I posted this as a Facebook status this morning, inspired by this article (which is a bit of a rebuttal to this article). I decided to turn it into a blog post here, because not only has my PPD been a major topic of the podcast, but I wanted to be even more public about my experience, in hopes that others might be helped. Please feel free to share this post on your social media pages. The less of a stigma there is around mental health issues, the more vital, relationship-saving (and sometimes life-saving) help people will get.

After years of (mostly unwittingly) struggling with Post Partum Depression (PPD), it finally completely took over my psyche last summer.

“Depression” can be such a misnomer. I didn’t feel sad. I felt ANGRY. I felt irrationally irritated by everything, all the time.

I was drowning in a sea of resentment and overwhelm. And when it began directing itself at my children in rage-filled screaming, I knew it was time for meds.

I had been doing everything else to keep the tide of emotion at bay – diet, exercise, herbs, supplements, acupuncture, etc. – and those things certainly helped, but not enough. I probably waited way too long to finally try an SSRI.

In my head, taking medication was like the point of no return – once I started, I’d always have to rely on them to be “normal.” But that isn’t true. They can be an incredibly helpful temporary tool to get you through a hard stretch.

I started a low dose of Sertraline (25mg) and within 3 days I was starting to feel stabilized. Within a month, I felt like I had been pushed by the waves back to shore. I got my feet under me again and it felt like a miracle.

Sertraline is supposed to be safe for nursing babies, but it changed my toddler’s mood and sleep patterns. I tested this theory three times (going off the meds and watching him start sleeping better and returning to his cheerful little self).

Last fall, I decided to end my nursing relationship with my 17 month old so I could stay on the medication that was saving my relationship with my whole family.

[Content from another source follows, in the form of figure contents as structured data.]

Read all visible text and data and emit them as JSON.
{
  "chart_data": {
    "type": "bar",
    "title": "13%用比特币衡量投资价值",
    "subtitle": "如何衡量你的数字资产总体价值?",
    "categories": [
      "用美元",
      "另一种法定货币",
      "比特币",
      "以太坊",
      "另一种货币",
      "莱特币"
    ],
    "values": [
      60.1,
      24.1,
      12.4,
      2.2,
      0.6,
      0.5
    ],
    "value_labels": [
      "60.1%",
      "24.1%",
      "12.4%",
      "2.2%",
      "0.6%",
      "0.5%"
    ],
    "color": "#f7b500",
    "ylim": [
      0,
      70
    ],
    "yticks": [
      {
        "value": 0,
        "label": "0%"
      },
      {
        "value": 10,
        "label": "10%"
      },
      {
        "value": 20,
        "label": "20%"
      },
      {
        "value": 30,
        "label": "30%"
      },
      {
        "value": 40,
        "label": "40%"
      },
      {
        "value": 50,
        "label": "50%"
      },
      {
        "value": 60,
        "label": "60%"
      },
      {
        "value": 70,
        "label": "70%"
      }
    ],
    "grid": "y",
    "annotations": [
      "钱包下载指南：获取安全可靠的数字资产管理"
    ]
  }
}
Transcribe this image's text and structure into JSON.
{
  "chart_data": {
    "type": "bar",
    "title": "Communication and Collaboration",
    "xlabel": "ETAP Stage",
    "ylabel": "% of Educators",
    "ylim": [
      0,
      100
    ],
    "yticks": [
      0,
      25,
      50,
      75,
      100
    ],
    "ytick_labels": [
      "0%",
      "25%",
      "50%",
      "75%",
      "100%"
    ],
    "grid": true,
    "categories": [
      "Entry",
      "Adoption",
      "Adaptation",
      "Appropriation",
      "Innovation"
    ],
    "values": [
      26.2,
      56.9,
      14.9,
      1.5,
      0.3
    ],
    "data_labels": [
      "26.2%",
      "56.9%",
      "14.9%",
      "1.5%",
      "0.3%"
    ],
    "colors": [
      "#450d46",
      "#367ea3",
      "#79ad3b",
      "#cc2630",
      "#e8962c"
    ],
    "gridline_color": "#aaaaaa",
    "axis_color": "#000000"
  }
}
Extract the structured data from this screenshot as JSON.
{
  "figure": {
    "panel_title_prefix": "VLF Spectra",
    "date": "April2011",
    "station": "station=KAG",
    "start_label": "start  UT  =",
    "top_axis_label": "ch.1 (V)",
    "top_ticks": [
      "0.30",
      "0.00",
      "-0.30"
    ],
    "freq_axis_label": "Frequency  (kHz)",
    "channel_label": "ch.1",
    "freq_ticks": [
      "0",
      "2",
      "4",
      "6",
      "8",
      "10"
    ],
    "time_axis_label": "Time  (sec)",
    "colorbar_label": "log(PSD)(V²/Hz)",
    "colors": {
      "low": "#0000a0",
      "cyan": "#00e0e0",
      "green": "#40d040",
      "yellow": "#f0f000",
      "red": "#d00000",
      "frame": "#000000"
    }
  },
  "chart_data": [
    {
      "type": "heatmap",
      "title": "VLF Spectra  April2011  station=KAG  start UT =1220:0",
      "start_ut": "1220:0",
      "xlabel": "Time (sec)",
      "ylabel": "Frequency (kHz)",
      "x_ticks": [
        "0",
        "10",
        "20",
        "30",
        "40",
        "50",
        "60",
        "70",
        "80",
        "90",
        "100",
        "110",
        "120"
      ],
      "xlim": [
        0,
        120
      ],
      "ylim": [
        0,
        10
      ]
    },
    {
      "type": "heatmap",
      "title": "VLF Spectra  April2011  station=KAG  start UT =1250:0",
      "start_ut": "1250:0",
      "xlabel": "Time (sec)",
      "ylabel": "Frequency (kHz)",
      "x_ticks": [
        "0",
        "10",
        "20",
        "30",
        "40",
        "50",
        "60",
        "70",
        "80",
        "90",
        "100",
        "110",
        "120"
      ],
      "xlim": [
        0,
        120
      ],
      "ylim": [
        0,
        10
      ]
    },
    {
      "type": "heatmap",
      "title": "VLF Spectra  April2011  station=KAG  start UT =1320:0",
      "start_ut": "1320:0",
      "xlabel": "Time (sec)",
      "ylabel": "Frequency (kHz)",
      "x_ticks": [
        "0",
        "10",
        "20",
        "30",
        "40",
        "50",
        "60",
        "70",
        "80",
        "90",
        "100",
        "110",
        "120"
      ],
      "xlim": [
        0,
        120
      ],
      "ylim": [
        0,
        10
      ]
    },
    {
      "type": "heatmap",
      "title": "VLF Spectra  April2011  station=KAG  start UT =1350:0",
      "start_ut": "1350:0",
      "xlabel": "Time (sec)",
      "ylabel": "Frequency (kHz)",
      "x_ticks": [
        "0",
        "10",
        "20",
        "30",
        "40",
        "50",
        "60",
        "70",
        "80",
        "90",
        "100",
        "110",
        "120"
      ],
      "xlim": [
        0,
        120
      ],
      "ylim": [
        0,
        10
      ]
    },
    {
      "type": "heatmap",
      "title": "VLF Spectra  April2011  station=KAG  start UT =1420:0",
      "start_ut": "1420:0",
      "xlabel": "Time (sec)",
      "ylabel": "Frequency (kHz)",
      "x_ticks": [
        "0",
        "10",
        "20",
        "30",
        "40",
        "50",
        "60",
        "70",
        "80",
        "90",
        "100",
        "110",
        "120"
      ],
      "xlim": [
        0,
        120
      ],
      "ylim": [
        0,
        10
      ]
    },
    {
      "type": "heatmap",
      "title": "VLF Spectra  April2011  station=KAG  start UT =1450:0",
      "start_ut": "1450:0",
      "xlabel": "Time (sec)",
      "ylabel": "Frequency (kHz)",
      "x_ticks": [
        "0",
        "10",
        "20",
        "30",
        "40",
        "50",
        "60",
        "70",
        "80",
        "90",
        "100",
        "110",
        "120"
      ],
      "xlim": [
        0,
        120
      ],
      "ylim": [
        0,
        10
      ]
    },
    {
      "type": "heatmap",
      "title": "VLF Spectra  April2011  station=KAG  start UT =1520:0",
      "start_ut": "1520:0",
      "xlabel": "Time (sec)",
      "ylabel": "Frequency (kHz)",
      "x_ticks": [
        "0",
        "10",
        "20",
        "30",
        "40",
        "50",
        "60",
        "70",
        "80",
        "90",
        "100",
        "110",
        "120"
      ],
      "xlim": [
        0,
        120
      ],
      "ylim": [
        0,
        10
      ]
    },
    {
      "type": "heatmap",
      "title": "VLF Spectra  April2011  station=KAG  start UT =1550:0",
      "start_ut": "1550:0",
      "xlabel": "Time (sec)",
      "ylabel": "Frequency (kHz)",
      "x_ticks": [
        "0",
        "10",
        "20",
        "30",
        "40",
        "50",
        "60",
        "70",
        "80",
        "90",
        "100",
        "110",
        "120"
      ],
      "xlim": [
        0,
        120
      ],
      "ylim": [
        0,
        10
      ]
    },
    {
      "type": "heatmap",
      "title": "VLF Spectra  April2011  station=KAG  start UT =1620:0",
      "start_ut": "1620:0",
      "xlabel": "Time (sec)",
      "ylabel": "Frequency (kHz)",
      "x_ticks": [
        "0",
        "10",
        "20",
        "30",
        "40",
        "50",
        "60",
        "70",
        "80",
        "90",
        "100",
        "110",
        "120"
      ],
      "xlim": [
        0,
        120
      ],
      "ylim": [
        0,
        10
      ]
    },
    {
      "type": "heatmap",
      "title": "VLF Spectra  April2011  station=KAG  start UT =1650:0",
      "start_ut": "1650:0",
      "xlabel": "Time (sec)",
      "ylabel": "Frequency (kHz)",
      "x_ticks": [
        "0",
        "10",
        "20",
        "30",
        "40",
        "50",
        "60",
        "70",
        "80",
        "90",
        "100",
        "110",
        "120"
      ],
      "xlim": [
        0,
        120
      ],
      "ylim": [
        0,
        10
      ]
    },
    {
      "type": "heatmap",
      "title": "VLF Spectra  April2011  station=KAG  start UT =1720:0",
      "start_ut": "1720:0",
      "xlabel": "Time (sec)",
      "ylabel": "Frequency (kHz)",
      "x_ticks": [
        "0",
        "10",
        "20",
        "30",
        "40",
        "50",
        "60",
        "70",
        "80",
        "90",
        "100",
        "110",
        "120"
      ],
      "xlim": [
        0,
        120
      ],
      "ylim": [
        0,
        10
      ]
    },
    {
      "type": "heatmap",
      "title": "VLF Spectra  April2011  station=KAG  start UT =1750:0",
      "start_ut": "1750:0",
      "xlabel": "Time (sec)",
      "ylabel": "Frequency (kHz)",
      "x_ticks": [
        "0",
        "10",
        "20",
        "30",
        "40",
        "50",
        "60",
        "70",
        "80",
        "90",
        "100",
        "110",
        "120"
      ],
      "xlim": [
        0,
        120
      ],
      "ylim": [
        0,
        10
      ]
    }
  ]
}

While I was weaning, I went up to 37.5mg of Sertraline, to help me through the massive hormone fluxes. The higher dose definitely squelched my emotions. There was a tinge of mania to my “up” emotional energy that felt very artificial – and had a sense of foreboding like, “This feeling cannot last, and how badly will I crash when it ends?” I went back to 25mg as soon as I could.

Since then, I’ve gone all the way down to just 12.5mg (half a pill) each morning, and am aiming to be done with it by summer.

If it works so well, why would I stop?

Because my kind of depression is temporary and I needed this extra tool to help me get through the worst of it, but not – I don’t think – for the long haul.

Also, the I’ve experienced weight gain really, REALLY sucks.

It has been very humbling to be “doing everything right” (eating great, exercising, etc.) and to still just pack on the pounds. It’s a bizarre experience to be the most self assured and settled in my identity that I’ve ever been, and also the most uncomfortable in my physical body I’ve ever been.

Right now, I weigh as much as I did two years ago, when I was 8 months pregnant with Ethan! I’ve had to face a lot of body image issues thanks to Sertraline, and that in itself has been a gift (albeit one that I have not always graciously received!).

My hope is that now that the most intense season of early child parenthood is over, I will be able to maintain my mental health with the non-Rx methods I prefer.

But if I ever feel myself slipping again, I will not hesitate to start taking Sertraline again. It truly has been a lifesaver.

Posted by Laura Camacho


  1. Amen to that! They are there for a reason and I could not be more thankful.


  2. This makes my heart so happy for you, dear, sweet, beautiful woman.


  3. Thank you for being brave. This was very very very good. I am very thankful that you shared it.